Esse ar polar, que insiste em permanecer, impede a elevação significativa da temperatura. A sensação de leve calor só aparece quando se está diretamente sob o sol. Fora disso, dentro de casa ou em áreas sombreadas, a sensação de frio continua predominando.
Ventos mudam de direção e ajudam a aquecer as tardes
A boa notícia é que, ao longo dos próximos dias, a mudança na direção dos ventos vai permitir a entrada de massa de ar mais quente, vinda do Norte e do Nordeste do Brasil. Com isso, a tendência é de um leve aquecimento nas manhãs e tardes, embora ainda longe de se parecer com o calor típico do verão.
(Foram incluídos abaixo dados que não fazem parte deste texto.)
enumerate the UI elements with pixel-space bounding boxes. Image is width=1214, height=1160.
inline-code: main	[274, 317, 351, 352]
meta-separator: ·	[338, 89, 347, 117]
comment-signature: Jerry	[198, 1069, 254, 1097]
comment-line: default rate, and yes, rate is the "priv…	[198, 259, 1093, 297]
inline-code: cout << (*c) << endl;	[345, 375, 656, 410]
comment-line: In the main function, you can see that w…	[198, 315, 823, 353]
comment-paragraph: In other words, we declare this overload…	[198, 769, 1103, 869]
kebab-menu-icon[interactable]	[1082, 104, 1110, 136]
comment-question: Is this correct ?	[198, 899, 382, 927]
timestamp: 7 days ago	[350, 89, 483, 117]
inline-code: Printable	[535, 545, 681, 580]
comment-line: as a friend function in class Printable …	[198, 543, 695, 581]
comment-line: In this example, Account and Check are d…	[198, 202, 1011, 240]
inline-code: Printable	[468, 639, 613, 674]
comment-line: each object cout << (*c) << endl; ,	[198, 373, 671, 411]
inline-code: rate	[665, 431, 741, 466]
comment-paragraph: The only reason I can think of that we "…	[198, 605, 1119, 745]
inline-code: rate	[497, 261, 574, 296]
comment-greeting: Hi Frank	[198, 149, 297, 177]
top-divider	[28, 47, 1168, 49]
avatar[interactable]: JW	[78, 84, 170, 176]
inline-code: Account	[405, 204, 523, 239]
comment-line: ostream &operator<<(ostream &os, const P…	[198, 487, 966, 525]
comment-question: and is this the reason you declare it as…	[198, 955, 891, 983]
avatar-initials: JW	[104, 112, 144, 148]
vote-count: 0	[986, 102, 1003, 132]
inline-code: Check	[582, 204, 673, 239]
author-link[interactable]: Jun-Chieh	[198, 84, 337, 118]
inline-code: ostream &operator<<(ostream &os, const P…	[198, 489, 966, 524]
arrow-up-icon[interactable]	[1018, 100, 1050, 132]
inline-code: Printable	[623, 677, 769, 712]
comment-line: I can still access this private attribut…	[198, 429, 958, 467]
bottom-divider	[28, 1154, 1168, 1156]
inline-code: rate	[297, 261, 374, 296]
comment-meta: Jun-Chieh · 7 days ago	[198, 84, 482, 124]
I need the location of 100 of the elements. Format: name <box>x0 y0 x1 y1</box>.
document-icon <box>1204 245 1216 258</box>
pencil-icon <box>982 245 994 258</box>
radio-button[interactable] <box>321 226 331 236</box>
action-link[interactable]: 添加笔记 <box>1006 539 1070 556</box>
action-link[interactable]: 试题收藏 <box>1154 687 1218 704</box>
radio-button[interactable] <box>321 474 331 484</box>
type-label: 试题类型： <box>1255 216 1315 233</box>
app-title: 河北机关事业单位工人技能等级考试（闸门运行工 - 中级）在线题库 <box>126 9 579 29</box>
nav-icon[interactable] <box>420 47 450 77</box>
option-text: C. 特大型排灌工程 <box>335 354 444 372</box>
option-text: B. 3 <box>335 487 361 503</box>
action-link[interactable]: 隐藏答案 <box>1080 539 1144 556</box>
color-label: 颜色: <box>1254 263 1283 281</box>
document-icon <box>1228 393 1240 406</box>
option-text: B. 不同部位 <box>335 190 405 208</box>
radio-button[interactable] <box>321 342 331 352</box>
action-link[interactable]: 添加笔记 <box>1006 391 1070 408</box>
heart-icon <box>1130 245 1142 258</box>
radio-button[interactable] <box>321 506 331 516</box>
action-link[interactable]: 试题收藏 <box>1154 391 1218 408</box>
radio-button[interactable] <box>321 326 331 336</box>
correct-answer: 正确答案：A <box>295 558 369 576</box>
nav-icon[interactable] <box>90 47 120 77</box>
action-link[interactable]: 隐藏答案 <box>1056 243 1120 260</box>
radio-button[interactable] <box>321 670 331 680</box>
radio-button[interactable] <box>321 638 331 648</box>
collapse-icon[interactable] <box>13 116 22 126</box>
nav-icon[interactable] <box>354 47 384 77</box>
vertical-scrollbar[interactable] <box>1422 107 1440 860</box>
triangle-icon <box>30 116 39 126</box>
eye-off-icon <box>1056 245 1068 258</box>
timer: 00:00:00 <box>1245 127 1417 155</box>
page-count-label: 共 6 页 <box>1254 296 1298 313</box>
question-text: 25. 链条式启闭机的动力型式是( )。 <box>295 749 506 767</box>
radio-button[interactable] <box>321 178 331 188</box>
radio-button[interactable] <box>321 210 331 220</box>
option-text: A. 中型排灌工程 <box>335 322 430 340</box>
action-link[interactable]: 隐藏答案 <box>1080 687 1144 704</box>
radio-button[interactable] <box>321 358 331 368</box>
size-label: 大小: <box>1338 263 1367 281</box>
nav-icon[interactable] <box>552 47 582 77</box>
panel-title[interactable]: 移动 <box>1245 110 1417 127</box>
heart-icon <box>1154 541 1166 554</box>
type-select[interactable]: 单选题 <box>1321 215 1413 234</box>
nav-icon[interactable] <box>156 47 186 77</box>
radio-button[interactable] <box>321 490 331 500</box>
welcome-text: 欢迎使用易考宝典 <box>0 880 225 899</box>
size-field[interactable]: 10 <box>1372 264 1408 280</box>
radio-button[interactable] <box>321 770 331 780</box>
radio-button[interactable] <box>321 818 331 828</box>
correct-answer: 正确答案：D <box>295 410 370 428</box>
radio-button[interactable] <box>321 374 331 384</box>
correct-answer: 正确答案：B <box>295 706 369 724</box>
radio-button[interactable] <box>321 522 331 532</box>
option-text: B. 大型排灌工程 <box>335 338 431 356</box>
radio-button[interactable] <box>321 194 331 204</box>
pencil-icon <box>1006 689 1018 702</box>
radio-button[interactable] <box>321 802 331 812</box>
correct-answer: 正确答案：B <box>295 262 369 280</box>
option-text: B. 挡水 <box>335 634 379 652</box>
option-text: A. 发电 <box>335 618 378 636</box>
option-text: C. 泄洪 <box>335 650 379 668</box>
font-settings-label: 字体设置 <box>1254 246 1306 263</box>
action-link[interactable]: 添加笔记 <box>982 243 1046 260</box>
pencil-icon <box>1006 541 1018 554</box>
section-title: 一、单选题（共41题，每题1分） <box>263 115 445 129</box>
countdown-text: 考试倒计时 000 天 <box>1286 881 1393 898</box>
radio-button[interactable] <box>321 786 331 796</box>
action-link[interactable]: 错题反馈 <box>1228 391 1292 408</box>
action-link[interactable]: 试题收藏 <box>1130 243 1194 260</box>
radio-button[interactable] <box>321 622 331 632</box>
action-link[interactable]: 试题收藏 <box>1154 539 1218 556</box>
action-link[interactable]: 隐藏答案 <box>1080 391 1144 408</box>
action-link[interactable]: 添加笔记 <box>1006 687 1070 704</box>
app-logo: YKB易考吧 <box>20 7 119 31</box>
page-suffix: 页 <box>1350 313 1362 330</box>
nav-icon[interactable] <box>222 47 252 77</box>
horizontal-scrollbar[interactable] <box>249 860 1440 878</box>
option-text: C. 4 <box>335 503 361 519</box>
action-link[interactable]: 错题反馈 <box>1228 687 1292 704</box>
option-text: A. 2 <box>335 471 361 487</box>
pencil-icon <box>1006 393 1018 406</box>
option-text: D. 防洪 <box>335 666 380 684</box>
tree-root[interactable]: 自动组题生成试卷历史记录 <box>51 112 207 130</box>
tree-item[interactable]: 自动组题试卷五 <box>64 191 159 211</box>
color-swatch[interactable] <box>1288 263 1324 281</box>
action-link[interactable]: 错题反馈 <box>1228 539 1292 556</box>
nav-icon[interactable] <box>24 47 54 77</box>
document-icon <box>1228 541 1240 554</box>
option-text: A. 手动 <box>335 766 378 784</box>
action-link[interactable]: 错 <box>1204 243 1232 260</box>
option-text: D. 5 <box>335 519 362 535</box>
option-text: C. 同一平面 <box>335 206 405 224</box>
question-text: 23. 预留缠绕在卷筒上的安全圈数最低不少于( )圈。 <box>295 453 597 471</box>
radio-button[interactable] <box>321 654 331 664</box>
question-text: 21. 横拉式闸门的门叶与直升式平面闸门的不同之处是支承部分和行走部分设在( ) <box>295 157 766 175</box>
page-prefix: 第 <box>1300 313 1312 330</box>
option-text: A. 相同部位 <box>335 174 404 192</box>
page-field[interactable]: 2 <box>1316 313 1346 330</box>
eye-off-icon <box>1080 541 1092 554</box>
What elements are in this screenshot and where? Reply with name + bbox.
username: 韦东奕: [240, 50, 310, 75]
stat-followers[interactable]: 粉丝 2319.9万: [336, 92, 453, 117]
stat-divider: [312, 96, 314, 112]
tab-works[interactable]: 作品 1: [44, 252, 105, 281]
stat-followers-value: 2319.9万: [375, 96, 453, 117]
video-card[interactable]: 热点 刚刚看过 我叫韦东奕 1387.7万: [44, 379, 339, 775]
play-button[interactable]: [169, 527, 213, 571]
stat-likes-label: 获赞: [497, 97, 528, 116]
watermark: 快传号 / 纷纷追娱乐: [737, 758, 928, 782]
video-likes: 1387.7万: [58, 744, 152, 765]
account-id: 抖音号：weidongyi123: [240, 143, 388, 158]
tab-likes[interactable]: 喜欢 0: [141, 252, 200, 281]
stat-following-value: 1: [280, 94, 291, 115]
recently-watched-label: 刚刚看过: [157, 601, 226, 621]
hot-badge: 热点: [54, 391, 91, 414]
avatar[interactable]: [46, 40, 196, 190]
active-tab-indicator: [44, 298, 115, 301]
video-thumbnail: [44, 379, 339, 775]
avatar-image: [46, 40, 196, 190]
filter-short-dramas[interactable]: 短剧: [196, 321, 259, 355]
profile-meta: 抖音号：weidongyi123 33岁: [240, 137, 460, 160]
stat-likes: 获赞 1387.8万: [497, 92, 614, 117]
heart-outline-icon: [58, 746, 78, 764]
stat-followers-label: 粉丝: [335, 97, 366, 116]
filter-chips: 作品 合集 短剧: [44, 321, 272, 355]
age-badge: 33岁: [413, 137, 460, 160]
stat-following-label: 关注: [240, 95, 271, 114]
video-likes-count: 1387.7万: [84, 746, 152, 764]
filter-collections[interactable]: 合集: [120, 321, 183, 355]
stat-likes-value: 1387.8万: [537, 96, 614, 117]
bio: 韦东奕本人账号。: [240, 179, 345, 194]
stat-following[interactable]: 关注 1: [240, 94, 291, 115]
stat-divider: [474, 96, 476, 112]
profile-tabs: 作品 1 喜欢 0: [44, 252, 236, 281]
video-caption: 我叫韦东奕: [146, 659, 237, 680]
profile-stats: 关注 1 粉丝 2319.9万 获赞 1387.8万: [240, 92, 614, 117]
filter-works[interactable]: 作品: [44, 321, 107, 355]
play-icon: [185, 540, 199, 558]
Essa mudança deve ser sentida aos poucos: o número de casacos pesados nas ruas tende a diminuir e as manhãs deixam de ser tão geladas quanto nos últimos dias.
Na capital paulista, as temperaturas máximas devem alcançar valores entre 24°C e 26°C. Para se ter uma ideia, nos 11 primeiros dias de julho, os termômetros quase não passaram de 23°C. Já as mínimas, que chegaram a ficar em torno dos 10°C em pelo menos seis madrugadas, devem subir para algo entre 12°C e 14°C nos próximos dias.
Inverno começou com pouco sol e casas frias
Vale lembrar que ainda estamos no início do inverno, época em que a insolação é naturalmente baixa. Desde o dia 20 de junho, data oficial do início da estação, a duração do sol ao longo do dia tem sido reduzida. Isso impacta diretamente na forma como as casas se comportam termicamente.
Na maior parte das cidades do Centro-Sul do Brasil, as construções não são projetadas para reter calor, já que o clima predominante é quente durante boa parte do ano. O resultado disso é um conforto térmico menor nos dias frios, especialmente nas primeiras semanas da estação.
Tempo seco continua e qualidade do ar preocupa
Apesar da chegada desse “calorzinho tropical”, não há previsão de chuva para os próximos dias. O tempo seco segue firme em São Paulo, o que levanta um sinal de alerta para a qualidade do ar.
Com a ausência prolongada de precipitações, os poluentes tendem a se acumular na atmosfera, principalmente nas áreas urbanas, onde a concentração de partículas costuma ser maior.